General information
- Location: Towrang, New South Wales Australia
- Coordinates: 34°41′37″S 149°51′07″E﻿ / ﻿34.6936°S 149.8520°E
- Operator: Public Transport Commission
- Line: Main South line
- Distance: 208.520 km from Central
- Platforms: 2 (2 side)
- Tracks: 2

Construction
- Structure type: Ground

History
- Opened: 19 May 1869
- Closed: 9 November 1974
- Rebuilt: 1874
- Former names: Mannafields (1869-1870)

Services
| Preceding station | Former services |  |  | Following station |
| Murrays Flats towards Albury |  | Main Southern Line |  | Carrick towards Sydney |

Location

= Towrang railway station =

Former railway station in New South Wales, Australia

Towrang railway station was a railway station on the Main South railway line, serving the locality of Towrang, New South Wales, Australia. It originally opened as a platform on 19 May 1869, called Mannafields after a property of the same name. On 11 March 1870 the platform was renamed Towrang.

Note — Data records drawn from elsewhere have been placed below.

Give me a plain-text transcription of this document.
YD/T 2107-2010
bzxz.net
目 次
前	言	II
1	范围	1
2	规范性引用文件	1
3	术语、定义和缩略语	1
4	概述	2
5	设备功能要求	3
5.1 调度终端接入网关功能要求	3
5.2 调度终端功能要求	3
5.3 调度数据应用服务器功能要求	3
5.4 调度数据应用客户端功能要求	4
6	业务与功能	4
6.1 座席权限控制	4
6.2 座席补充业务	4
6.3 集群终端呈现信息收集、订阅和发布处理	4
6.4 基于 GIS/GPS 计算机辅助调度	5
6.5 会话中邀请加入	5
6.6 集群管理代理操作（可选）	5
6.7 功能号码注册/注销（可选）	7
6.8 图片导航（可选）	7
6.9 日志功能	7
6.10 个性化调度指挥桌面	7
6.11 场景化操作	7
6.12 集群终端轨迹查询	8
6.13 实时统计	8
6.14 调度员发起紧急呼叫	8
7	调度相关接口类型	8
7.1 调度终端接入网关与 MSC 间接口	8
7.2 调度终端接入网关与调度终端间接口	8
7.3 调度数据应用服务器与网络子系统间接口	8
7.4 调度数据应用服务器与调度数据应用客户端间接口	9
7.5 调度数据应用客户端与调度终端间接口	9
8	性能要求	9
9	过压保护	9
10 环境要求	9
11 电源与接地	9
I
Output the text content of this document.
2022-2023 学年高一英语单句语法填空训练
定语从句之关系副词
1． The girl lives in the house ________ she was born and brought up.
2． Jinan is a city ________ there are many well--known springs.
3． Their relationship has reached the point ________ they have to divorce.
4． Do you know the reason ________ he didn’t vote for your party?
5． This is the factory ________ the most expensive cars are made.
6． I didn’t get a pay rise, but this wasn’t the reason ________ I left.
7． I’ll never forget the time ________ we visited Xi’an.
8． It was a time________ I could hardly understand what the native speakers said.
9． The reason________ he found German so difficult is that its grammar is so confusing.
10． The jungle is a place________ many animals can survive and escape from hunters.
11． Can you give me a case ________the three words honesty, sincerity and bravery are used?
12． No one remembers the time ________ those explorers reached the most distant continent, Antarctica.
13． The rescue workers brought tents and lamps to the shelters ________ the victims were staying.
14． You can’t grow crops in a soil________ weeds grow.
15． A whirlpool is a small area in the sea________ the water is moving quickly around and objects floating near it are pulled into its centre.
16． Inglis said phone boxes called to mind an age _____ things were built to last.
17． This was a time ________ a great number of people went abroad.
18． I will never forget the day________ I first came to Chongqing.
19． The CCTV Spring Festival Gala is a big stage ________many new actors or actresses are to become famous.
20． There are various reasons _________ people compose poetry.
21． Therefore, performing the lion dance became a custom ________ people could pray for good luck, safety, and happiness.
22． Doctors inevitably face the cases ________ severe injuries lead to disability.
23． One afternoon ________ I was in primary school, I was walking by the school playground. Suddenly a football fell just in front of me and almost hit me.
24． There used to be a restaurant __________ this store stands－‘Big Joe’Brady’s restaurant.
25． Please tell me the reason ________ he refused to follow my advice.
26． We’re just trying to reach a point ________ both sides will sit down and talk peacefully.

The initial platform was later replaced by a new station to the north, in 1874. It was an active station with a siding to load local agricultural produce. The station closed on 9 November 1974 and was demolished in the 1980s. Little evidence remains of the station, although two sets of points were later installed at the site to allow access to either track at times of track maintenance.